Bibliometrics: the numbers game

In mid-December, British universities, their constituent units and departments, and most academics experienced the same kind of traumatic day familiar to 18-year olds awaiting the examination results on which their advancement to higher education, or not, depended. December 18th, 2014, was REF-Day. Since its predecessor (RAE-Day), 8 years before, a vast – by university standards – effort went into preparing bids on a department-by-department basis to rank them nationally and conflate individual assessments to build a sort of institutional league table for research excellence; hence REF stands for Research Excellence Framework (the RAE was the less meritorious-sounding Research Assessment Exercise). It resembled the Guide Michelin or Automobile Association star system for restaurants and hotels or guest houses. The reason for the 8-year frenzy of activity was that the outcomes aimed to inform the selective allocation of governmental research funding. Unsurprisingly, this kind of competition stemmed from the Tory government of Margaret Thatcher, which in 1986 set the scene for ‘performance-related’ funding rather than that based on peer review of each individual bid for major grants, which preceded it.

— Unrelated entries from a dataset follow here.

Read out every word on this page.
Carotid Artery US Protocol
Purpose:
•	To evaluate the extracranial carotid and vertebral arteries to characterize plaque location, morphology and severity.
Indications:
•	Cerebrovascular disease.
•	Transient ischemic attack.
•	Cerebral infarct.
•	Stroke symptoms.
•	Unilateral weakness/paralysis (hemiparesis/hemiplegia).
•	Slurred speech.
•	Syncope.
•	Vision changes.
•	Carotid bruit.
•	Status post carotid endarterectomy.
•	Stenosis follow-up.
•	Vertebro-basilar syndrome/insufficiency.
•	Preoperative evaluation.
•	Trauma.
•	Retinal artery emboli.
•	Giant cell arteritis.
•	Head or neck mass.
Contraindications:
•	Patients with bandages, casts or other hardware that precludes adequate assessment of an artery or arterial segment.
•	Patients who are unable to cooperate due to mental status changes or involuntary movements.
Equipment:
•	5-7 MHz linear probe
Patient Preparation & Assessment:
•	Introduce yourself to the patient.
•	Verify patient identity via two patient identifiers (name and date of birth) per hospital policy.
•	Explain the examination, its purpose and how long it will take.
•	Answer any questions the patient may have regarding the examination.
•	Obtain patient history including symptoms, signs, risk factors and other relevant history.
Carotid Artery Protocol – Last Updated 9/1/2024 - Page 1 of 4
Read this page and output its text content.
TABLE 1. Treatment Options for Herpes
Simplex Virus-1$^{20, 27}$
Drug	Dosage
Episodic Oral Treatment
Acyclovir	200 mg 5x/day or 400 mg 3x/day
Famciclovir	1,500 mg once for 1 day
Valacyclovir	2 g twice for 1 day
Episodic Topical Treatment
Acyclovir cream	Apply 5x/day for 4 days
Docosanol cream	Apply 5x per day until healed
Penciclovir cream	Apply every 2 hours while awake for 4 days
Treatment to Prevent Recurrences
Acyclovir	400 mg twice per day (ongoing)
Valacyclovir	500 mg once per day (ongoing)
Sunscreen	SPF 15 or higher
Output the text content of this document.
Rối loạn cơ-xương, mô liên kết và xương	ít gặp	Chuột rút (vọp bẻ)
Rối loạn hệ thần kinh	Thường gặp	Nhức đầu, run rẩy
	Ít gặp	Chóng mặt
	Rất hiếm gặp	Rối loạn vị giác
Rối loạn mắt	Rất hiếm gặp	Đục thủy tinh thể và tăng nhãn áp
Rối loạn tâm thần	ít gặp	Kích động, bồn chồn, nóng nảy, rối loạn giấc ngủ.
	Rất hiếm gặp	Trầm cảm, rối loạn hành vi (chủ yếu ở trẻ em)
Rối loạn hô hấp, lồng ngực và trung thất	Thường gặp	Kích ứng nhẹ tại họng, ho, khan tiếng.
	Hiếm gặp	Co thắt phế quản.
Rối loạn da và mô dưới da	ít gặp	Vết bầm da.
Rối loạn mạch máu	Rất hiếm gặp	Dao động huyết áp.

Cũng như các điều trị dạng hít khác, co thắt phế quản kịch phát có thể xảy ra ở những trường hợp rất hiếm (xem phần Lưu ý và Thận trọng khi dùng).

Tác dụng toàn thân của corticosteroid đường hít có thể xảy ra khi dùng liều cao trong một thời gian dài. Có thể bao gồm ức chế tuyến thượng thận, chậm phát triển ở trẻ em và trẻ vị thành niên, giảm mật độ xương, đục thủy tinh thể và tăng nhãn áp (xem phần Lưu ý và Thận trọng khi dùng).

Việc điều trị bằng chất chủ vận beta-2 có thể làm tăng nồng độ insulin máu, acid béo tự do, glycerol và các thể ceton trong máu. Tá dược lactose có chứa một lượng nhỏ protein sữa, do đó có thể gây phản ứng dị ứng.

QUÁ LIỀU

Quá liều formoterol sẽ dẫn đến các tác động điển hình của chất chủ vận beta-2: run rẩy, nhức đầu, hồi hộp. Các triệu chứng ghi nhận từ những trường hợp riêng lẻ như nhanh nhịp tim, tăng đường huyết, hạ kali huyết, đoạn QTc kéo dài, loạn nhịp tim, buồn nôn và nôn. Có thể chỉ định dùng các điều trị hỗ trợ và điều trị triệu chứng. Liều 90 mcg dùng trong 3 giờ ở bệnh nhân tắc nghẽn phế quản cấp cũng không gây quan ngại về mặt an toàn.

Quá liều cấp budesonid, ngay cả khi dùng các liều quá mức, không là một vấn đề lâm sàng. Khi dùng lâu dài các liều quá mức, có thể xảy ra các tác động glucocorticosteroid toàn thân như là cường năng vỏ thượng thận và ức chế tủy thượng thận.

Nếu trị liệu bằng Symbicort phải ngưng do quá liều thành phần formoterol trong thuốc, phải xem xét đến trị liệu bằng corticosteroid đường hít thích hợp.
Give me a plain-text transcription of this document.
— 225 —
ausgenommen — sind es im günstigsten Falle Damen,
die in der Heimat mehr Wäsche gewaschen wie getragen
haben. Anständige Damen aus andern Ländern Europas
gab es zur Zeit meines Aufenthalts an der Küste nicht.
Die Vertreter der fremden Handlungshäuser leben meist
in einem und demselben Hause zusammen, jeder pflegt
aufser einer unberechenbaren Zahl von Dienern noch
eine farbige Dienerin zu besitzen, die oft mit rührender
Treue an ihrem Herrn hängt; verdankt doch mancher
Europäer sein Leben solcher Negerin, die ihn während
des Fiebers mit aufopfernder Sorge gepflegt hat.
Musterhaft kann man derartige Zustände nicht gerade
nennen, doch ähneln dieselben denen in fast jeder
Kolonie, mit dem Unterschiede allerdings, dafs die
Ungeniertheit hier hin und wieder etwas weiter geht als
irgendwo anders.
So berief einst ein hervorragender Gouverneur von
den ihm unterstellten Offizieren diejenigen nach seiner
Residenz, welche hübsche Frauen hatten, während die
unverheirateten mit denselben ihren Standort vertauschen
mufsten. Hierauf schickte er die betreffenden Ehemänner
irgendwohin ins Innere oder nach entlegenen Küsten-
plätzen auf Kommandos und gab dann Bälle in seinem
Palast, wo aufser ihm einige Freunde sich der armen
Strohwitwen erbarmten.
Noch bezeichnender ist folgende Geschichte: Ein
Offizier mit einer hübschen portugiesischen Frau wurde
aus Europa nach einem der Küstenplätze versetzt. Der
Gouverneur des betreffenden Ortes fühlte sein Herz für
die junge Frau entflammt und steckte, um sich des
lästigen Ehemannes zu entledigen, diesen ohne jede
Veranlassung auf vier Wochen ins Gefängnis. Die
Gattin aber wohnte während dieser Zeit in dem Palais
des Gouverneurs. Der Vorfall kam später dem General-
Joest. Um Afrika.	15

To itemise each aspect of the way the REF worked could take the majority of Earth Pages readers to an early and ignoble grave. It centred on departmental selection from its full-time researchers of those who were deemed to be ‘research active’ and those who were not, the former having to select four recently published works or ‘outputs’. They had to self-assess each according to its ‘impact’, defined as ‘an effect on, change or benefit to the economy, society, culture, public policy or services, health, the environment or quality of life, beyond academia’. Institutions vetted and bundled individual submissions, collated them in the subject areas designated by the REF, then sent them off to ‘REF Central’, where they were to be reviewed by subject-specialist panels that gave out the stars for each submitted item of work: **** = world-leading (30% were deemed to be); *** = internationally excellent (46%); ** = recognized internationally (20%); * = recognized nationally (3%); unclassified = below the standard of national recognition (1% – presumably those obviously lacking star quality were weeded out at institution level). There were more than 190 thousand ‘outputs’, which begs the questions; Were all of them read by at least one specialist panel member? Against what standards were they judged?

On average, each of the roughly 1000 panelists would have had to consider about 190 outputs in greater depth than a casual skim, or more if some were read by several panelists. Outputs were rated ‘in terms of their “originality, significance and rigour”, with reference to international research quality standards’, ‘the “reach and significance” of impacts on the economy, society and/or culture’ and the part they played in their department’s contribution to ‘the vitality and sustainability… of the wider discipline or research base’. On paper – and believe me, REF Central produced plenty of wordy PDFs of guidance – this level of scrutiny makes the adjective ‘daunting’ seem a bit of an understatement. Entering into this spirit of things in the gleeful manner of a Michelin or AA assessor does seem to me a bit hard to grasp. I wonder if the panels in reality just checked each submission for signs of an overly hubristic vision of self-worth.

To some extent, the issue of each output’s citation count or other bibliometric measure must at some stage have come into REF reckoning, and here is what spurred me to defy normal cautions about boredom as a contributor to general organ failure. Physicist Reinhard Werner of Leibniz University in Hanover, Germany believes that deciding on funding and hiring, or firing, needs to steer well-clear of impact factors, citations and other kinds of bibliometrics (Werner, R. 2015 The focus on bibliometrics makes papers less useful. Nature, v. 517, p. 245). Scientists cite other works for many reasons, some worthy and some less so. But it is rare that in doing so we express any opinion on the overall significance of the work that we choose to cite. Yet, conversely, a researcher can choose a field, phrase some findings and submit to such and such journal that will boost their citation frequency and impact. Just by writing about some mundane topic in a publicly accessible way, reviewing the work of lots of other people, or simply writing about this or that topic as observed or measured in an especially highly populous country where science is really booming does much the same thing. Werner makes a telling point, ‘When we believe that we will be judged by silly criteria, we will adapt and behave in silly ways’. Although he does not touch on the absurdities of the REF – why on Earth would he? – Werner comments on distortion of the job market, and peer-reviewed journals. He also pleas for a return to proper scrutiny of scientific merit and, I suspect, for cutting hubris off at the roots.